By night we roamed Main Street in Fredericksburg in search of a decent place to eat. The city was originally settled by Germans in the late nineteenth century and so not surprisingly many restaurants feature German inspired fare. Somehow, though, schnitzel and potatoes over red cabbage doesn’t make the mouth water after 50 miles in the saddle in 82 degree heat. (I think we were also the only two on the tour to refer to an 82 degree day as hot). We tried a German restaraunt one night and the food was awful. The meat was absolutely flavorless, like it had been boiled in gray water. The noodles and fries were equally tasteless with the texture of wet cardboard. I added salt (a lot) to my (so-called) chicken-fried steak. No difference. All I tasted was salt. Which I have to admit was an improvement. A similar disaster played out on HW’s plate. To her credit she was brave enough to try the “blue cheese” dressing on her dinner salad (such as it was). Not me. The stuff came separate from the salad in a small plastic cup. Pretty typical, until you looked closely – small white curd-like clumps of who knows what sunk to the bottom of a milky-white oil substance. Whatever it was it looked to me like it had spoiled. The look on HW’s face after one mouthful indicated maybe it had. I hailed the waitress and asked that she bring us the ranch dressing instead. That, at least, was passable.

On our last day in Fredericksburg two women, at what came to be our favorite wine bar, where cowboys come to Tweet and drink Rose, turned us on to Ottos.

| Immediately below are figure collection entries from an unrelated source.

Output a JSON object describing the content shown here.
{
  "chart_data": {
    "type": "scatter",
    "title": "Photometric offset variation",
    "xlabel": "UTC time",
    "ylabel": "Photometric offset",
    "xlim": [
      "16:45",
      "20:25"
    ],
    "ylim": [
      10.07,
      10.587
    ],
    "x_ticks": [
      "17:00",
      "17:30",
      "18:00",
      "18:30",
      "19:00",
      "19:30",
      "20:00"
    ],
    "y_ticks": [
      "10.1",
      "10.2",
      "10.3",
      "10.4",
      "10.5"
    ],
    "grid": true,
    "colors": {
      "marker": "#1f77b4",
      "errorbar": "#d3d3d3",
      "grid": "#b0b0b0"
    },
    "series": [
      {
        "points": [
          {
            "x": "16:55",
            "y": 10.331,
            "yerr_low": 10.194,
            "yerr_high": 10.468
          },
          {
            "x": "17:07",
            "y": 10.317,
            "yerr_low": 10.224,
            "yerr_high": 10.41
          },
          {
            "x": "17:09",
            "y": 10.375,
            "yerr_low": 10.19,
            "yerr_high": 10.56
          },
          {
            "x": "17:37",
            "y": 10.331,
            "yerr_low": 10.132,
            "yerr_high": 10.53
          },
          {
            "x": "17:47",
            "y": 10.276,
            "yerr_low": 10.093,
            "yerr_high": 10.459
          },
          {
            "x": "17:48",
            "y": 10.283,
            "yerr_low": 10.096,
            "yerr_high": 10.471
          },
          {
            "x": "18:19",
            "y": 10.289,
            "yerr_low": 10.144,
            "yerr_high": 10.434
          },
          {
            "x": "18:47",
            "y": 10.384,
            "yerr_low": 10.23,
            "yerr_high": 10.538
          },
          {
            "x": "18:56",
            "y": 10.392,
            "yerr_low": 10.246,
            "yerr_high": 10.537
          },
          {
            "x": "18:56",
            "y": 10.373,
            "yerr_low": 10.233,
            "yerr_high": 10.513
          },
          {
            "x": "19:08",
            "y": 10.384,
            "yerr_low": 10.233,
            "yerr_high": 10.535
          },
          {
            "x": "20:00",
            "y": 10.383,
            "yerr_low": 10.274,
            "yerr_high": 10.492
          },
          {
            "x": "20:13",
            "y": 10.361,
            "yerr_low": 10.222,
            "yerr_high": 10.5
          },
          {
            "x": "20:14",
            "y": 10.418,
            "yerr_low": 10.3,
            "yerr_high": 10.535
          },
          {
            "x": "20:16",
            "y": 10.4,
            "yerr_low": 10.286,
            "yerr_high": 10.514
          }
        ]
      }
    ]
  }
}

And Otto’s? OMG.  The venue ain’t much larger inside than the living room of a large house, but don’t let that fool ya.

For starters we shared the Foie Gras “BLT”

seared hudson valley foie gras, tomato jam, candied bacon, quail egg

HW’s entrée,  Duck Schnitzel

hand-breaded duck breast, spätzle, rotkohl, kirsch demi-glace, duck cracklins

Mine, locally-sourced Quail with potatoes voulere over broccoli

(special of the night so couldn’t find the fancy description online)

For dessert, a slice of sinfully delicious cheesecake with caramel drizzle and salted pecans

Better yet, one of the women at the wine bar who turned us on to Ottos called the restaraunt while we were eating to tell our waiter she wanted to pay for our drinks! Blown away we were by that Texas-sized generosity, I wanna tell ya’ll.